Flemmons started his band in Denton and has always believed deeply in the music that his peers in the city were making. Musicians like Midlake, Will Johnson and Sarah Jaffe, he believes, are world-class artists who deserve a place in a larger discussion about rock 'n' roll. So he brought them to the place where The Baptist Generals started catching powerful ears: Austin, for SXSW.
And ultimately, the biggest impact Flemmons has had on Denton, and its musicians in particular, is not his Fry Street preservation efforts. No, that would be the music festival that sprang from those trips to SXSW: 35 Denton. Like The Baptist Generals themselves, Flemmons started the fest as a small, DIY operation. In 2005, he booked some of Denton's best bands for a day party in the best venue he could find: Big Red Sun, a flower shop. From there, the showcase grew. By its third year, it had moved to Sixth Street.
But even then there were hundreds of showcases at SXSW, enough for an established band to get lost in the noise, let alone a lesser-known Denton one. Flemmons recognized that the way to prove Denton as a music hub was to bring bands from around the world to his home city. So in 2009, the fest moved north. The first year, the biggest band they could get was Monotonix, an electrifying but then-obscure band out of Israel. The festival — he called it NX35 — netted $200.
"It was still highly rewarding," Flemmons says. "Once the first one happened, everybody realized that this was something that was going to be great for the town."
The second year brought respected bands like HEALTH and The Walkmen, and legendary musician and producer Steve Albini gave a keynote address. But it was a headlining set by The Flaming Lips that made it one of the biggest rock shows Denton had ever seen. And it almost didn't happen.
Two weeks before the festival, Flemmons and his team of volunteers were still short of the Lips' asking price. Flemmons made a last-minute drive to Oklahoma to meet with the band's representatives and try to convince them to play for less.
To Flemmons, everything was riding on this show. The way he saw it, if he couldn't bring this show to fruition while his town was in the national spotlight, it would signify that Denton was just another flaky slacker music town that couldn't get its act together.
But thanks to some major cooperation from the Flaming Lips — it's been widely speculated that they took a big pay cut to play that show — the Lips agreed to come.
On the night of the show at the North Texas Fairgrounds in north Denton, thousands of people turned out for the only free show of that year's festival. Midlake played an opening set, and the crowd grew more and more massive.
After all the doubt, all the work, it was finally happening. The band walked onto the stage, and frontman Wayne Coyne began raising his palms to the sky to pump up the crowd. The cheers reached massive decibels. The bright lights of the stage and all of the people on it listened to the cue from drummer Kliph Scurlock. He cracked his sticks together, shouting, "One! Two! Three! Four!"

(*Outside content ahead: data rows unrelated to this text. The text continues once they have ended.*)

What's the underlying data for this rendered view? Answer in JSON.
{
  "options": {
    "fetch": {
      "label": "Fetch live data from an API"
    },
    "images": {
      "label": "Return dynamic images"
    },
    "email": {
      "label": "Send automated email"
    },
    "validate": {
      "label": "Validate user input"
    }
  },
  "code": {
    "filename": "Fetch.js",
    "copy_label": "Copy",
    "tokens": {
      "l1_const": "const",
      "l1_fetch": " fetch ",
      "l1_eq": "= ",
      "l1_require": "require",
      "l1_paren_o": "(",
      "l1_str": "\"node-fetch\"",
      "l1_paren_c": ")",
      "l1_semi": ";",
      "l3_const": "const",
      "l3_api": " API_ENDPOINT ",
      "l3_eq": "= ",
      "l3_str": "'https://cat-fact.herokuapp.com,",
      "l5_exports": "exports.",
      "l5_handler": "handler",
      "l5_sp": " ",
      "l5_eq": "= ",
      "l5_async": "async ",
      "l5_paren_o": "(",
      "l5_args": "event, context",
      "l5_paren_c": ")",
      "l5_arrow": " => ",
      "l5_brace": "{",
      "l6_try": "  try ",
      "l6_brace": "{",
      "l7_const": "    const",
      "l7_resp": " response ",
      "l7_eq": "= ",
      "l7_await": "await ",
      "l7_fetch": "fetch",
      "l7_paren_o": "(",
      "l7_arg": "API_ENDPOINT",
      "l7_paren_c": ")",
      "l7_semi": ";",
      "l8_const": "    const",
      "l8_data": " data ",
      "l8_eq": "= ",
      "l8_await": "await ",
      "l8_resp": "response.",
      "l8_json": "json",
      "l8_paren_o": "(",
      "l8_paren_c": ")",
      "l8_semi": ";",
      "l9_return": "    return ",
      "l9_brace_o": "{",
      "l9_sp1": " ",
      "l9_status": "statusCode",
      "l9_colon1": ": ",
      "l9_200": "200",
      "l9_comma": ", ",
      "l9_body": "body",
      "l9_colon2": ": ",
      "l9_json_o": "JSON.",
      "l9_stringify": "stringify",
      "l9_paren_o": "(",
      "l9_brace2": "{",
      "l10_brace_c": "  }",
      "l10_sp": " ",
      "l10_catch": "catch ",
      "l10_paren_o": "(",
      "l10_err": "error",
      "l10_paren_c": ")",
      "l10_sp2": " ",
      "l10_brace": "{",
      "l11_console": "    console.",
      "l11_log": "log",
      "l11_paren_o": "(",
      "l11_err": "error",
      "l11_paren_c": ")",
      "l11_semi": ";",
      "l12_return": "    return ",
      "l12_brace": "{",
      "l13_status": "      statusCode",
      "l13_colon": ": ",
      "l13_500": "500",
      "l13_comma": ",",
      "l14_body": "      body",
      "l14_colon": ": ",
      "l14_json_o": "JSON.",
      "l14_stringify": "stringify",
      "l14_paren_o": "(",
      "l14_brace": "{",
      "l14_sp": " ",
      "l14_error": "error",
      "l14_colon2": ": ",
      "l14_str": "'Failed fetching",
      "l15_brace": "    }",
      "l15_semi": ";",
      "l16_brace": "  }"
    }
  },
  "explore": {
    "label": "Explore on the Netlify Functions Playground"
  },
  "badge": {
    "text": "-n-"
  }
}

And then the power went out. The lights went black; the microphones went dead. The crowd was apoplectic.
A few minutes later, the problem was identified and the show was underway. But by then, Flemmons had just about had enough anyway.
"To this day, I'm not sure it was a good idea," Flemmons says of getting the Lips to play. "It was just too much too quick. I'm still glad it happened, but it took years off of people's lives, not just me. It was a highly stressful situation."